What an incredible sense of accomplishment!

## Part 2

1. Did I do myself a huge favor?
2. Splitting the input into a list of individual packets
3. The part I overlooked: in-place list deletion
4. Find the indices of the divider packets

### Did I do myself a huge favor?

• It seems I now need to perform a global `sort()`
• `sort()` works by comparing values and returning `-1`, `0` or `1`
• That's exactly what my algorithm does!
• Now I need to adjust it to work as a function I can pass into `sort()`

### Splitting the input into a list of individual packets

``````input
.split('\n\n')
.flatMap(pair => pair.split('\n').map(JSON.parse))
``````

### The part I overlooked: in-place list deletion

I tried running this algorithm:

``````input
.split('\n\n')
.flatMap(pair => pair.split('\n').map(JSON.parse))
.sort(compare)
``````

What I saw confused me:

``````[
[ [ 2, 3, 4 ] ],    [ 4 ],
[ 3, 1, 1 ],        [ [], 4, 4 ],
[ [ 4 ], 4, 4, 4 ], [],
[],                 [ [] ],
[ [ [] ] ],         [ [ [Array] ], 8, 9 ],
[ [ 2 ] ],          [ [ [Array] ], 8, 9 ],
[ 3 ],              [ 5, 1, 1 ],
[ [ 6 ] ],          [ 7 ],
[ [ 8, 7, 6 ] ],    [ 9 ]
]
``````

Those are not the original packets.

Why? Because my algorithm passes arrays by reference to a function that calls `shift()` as it tries to `walk along` the array...thus removing elements from the original array.

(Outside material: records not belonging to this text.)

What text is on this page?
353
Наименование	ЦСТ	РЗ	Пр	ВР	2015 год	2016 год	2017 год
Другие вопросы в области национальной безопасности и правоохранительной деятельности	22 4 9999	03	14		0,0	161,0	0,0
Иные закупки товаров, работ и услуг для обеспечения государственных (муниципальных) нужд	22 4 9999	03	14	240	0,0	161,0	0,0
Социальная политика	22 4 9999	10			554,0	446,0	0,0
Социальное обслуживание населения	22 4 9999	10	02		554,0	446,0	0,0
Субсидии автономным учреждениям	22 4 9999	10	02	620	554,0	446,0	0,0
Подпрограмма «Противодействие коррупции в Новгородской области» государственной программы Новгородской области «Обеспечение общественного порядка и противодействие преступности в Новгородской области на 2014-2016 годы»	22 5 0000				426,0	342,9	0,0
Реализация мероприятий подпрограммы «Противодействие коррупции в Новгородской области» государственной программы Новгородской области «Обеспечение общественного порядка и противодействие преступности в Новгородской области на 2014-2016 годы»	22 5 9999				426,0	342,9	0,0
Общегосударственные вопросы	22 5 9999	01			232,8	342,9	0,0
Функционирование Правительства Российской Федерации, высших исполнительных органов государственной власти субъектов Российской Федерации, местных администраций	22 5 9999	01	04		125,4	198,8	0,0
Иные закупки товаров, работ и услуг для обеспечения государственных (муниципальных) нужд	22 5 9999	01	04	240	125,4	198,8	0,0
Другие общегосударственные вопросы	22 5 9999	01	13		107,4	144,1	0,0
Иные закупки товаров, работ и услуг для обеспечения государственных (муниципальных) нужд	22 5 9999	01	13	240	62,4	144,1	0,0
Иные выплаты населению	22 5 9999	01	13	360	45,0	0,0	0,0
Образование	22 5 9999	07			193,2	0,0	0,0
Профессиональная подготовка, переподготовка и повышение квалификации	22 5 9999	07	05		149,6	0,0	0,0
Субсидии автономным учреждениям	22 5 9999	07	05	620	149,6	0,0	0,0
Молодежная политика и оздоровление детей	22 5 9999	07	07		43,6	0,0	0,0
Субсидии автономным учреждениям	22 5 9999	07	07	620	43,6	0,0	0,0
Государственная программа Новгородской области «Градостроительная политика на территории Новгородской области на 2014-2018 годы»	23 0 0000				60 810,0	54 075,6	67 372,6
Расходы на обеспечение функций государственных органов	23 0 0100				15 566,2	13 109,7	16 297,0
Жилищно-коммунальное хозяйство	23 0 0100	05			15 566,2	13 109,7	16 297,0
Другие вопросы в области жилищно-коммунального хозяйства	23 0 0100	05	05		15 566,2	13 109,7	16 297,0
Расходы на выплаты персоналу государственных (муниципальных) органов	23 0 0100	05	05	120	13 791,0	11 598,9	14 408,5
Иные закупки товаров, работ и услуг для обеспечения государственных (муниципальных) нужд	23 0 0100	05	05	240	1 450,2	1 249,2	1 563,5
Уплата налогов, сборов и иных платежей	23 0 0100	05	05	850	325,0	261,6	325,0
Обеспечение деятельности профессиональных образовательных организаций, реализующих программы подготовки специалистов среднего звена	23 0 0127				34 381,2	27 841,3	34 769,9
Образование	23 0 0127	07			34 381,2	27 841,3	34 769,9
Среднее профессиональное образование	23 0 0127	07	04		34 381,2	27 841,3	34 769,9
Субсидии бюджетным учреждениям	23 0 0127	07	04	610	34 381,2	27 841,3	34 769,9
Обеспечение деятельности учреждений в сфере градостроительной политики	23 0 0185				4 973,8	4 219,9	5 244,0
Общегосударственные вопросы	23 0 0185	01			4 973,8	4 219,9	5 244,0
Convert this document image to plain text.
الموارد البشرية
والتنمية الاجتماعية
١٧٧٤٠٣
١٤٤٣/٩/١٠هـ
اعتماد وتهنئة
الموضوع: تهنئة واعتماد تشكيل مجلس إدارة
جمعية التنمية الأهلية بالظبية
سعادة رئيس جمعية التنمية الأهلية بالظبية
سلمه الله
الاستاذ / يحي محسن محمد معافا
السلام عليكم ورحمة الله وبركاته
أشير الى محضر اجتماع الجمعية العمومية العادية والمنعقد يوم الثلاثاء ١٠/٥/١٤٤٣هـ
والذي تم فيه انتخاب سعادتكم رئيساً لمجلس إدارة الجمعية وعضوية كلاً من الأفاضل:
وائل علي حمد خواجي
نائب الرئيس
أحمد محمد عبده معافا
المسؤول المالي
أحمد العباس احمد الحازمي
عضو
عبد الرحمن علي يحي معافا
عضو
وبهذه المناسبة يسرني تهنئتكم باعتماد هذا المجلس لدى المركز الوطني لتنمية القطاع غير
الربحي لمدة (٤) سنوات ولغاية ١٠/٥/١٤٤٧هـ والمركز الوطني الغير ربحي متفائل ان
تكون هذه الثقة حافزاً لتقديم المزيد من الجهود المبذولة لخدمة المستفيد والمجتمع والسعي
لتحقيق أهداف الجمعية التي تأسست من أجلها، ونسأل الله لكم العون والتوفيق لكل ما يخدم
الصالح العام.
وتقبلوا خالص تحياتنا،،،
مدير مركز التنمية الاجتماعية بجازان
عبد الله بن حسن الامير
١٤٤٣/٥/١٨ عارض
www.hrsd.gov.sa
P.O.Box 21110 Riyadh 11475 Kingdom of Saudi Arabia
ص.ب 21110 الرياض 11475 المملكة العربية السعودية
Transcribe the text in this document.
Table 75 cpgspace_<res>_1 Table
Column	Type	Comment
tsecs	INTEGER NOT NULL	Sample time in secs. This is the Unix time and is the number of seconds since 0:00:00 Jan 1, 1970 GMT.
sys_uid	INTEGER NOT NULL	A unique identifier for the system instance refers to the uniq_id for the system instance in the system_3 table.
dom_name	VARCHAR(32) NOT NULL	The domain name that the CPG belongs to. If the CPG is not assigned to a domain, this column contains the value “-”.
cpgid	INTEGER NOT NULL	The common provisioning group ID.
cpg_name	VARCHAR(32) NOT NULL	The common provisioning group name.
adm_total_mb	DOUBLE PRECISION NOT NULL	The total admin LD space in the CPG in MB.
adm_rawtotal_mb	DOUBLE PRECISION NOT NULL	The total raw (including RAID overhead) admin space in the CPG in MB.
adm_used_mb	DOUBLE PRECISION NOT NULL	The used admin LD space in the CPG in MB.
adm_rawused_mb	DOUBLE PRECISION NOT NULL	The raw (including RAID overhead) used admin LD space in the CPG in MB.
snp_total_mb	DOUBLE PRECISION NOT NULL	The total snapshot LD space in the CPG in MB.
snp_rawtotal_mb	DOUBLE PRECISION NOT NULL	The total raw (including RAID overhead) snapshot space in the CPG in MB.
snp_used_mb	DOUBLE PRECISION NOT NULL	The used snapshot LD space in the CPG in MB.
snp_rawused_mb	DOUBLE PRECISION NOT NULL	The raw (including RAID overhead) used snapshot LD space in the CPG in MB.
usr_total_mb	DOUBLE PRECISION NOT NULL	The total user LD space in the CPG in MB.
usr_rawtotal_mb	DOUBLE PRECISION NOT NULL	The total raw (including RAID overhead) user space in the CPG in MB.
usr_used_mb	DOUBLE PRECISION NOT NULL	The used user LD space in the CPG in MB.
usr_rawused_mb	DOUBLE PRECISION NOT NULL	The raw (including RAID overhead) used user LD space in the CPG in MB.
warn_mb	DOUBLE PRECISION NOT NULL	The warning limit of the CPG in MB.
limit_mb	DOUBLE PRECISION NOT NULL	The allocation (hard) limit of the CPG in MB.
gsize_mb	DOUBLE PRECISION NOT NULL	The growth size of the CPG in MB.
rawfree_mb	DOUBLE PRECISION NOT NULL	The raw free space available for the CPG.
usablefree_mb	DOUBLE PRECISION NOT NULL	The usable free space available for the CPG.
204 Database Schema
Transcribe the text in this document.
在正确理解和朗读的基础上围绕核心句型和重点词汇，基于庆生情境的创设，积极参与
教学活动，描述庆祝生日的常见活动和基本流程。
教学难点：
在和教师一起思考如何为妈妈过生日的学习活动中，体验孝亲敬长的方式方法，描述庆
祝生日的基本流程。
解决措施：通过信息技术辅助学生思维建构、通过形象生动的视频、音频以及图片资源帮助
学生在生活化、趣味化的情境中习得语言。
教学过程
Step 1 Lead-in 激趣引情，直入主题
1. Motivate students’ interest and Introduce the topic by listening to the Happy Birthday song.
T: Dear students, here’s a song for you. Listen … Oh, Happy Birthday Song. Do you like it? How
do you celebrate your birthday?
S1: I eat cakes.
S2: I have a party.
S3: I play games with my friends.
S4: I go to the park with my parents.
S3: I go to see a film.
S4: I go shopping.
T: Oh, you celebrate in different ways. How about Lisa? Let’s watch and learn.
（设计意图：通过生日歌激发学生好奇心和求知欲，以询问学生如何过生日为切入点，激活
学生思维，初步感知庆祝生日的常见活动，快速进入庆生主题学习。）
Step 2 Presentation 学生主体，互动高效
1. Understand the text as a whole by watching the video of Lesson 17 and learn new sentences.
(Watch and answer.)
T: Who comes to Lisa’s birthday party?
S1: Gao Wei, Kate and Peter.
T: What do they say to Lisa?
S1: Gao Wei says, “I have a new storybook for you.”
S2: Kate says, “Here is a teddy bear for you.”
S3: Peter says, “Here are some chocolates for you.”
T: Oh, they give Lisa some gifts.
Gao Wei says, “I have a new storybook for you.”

How might I account for this?

Whew! Thankfully, `slice()` copies all nested arrays.

Thus, my updated `compare` function looks like:

``````function compare(left, right) {
left = left.slice()
right = right.slice()
let outcome = 0
while (outcome == 0 && (left.length > 0 || right.length > 0)) {
outcome = isCorrect(left, right)
if (outcome == 0) {
left.shift()
right.shift()
}
}
return outcome
}
``````

Running my algorithm on the example input with the divider packets in place outputs an array in the properly sorted order!

Next:

• Find the indices of the divider packets
• Cross my fingers even more tightly in hopes that my algorithm generates the correct answer for my puzzle input

### Find the indices of the divider packets

``````let sorted = input
.split('\n\n')
.flatMap(pair => pair.split('\n').map(JSON.parse))
.sort(compare)
.map(JSON.stringify)
return (
(sorted.indexOf('[[2]]') + 1) *
(sorted.indexOf('[[6]]') + 1)
)
``````

Works great on the example input!

Does it generate the correct answer for mine?

...

YAAAASSSSS AGAIN!!!

Oh my word. Super rewarding.

## I did it!!

• I solved both parts!
• By way of recursion, conditions, `reduce()`, `sort()` and a slew of other built-in array and string methods!
• Oh, and tons of debugging, trial-and-error, logging statements, and patience!

Wow, that was quite the gauntlet!

I'm elated that I solved both parts.

These packet pairs are a puzzle I won't soon forget.